HB-EGF (green) on the plasma membrane (top) departs for the nuclear envelope (red) in cells that are reactivating the cell cycle (bottom).
Activation of the cell cycle is an important job for EGF family members. These transmembrane proteins start out on the plasma membrane but are cleaved when cells receive mitogenic cues, thereby generating a soluble extracellular growth factor. Although the cytoplasmic portion remains hitched to the transmembrane domain, recent evidence indicates that this portion of one EGF member, HB-EGF, inactivates transcriptional repressors of cell cycle genes.
The new work suggests that this transcriptional function requires HB-EGF relocation from the plasma membrane to the INM. Upon cleavage, trafficking of the remaining protein to the INM depended on Rab GTPases that are required in the endocytic pathway. It also depended on an ER retrieval signal within the HB-EGF. The protein thus seems to be recycled in endosomes to the Golgi, where the ER retrieval signal operates. Once at the ER, the protein is small enough to diffuse freely within the membrane through the nuclear pore to the INM.

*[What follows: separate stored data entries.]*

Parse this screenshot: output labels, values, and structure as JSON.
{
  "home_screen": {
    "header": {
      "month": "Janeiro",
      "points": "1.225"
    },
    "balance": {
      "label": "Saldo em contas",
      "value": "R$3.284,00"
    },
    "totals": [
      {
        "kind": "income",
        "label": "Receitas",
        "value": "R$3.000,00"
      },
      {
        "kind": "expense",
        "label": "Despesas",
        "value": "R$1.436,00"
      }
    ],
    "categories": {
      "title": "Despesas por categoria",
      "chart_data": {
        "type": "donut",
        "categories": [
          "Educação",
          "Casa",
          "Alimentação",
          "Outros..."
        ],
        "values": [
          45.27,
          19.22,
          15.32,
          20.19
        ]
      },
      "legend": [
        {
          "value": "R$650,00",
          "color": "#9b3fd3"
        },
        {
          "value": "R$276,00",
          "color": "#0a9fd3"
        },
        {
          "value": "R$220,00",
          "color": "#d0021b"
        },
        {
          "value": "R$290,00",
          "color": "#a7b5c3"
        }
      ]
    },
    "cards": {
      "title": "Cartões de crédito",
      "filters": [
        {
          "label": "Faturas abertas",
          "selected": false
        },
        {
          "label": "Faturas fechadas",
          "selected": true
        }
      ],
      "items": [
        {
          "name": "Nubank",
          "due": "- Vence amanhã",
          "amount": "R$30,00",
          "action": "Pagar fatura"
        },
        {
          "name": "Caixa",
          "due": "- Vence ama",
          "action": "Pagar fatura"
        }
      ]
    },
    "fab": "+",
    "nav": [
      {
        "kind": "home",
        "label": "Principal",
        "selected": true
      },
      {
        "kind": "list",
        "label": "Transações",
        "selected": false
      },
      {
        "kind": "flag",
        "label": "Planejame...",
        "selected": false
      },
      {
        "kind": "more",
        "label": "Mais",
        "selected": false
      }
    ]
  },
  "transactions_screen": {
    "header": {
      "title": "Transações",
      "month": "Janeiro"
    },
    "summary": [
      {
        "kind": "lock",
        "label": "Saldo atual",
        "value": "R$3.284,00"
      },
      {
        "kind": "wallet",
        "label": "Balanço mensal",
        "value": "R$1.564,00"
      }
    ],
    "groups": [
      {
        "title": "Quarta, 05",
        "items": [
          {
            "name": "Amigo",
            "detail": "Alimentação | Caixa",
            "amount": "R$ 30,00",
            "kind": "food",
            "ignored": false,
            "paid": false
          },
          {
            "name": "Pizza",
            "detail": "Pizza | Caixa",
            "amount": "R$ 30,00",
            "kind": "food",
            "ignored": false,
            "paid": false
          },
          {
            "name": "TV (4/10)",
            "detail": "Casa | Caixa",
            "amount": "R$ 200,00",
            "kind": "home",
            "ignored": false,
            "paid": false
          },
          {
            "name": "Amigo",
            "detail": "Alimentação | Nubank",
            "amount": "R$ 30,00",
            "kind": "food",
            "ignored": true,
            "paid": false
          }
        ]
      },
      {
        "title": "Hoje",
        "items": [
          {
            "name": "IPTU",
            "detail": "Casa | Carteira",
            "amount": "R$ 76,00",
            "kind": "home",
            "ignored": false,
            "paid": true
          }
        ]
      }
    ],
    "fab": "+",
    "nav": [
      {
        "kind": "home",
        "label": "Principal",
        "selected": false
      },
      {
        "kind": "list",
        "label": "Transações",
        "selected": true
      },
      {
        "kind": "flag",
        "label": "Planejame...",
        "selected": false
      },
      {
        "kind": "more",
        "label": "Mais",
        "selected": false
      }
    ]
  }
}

In the absence of mitogenic cues, the ER retrieval signal must be stymied for HB-EGF to pass from the Golgi to the plasma membrane. The authors imagine that the signal—a 5-aa sequence—is structurally hidden within HB-EGF but exposed by a mitogen-activated phosphorylation event.
Hooked to the INM, HB-EGF is probably in close proximity to its repressor targets, since sites of gene repression are thought to reside near the nuclear envelope. The group is now examining whether genes that are repressed by HB-EGF's targets lie near the envelope.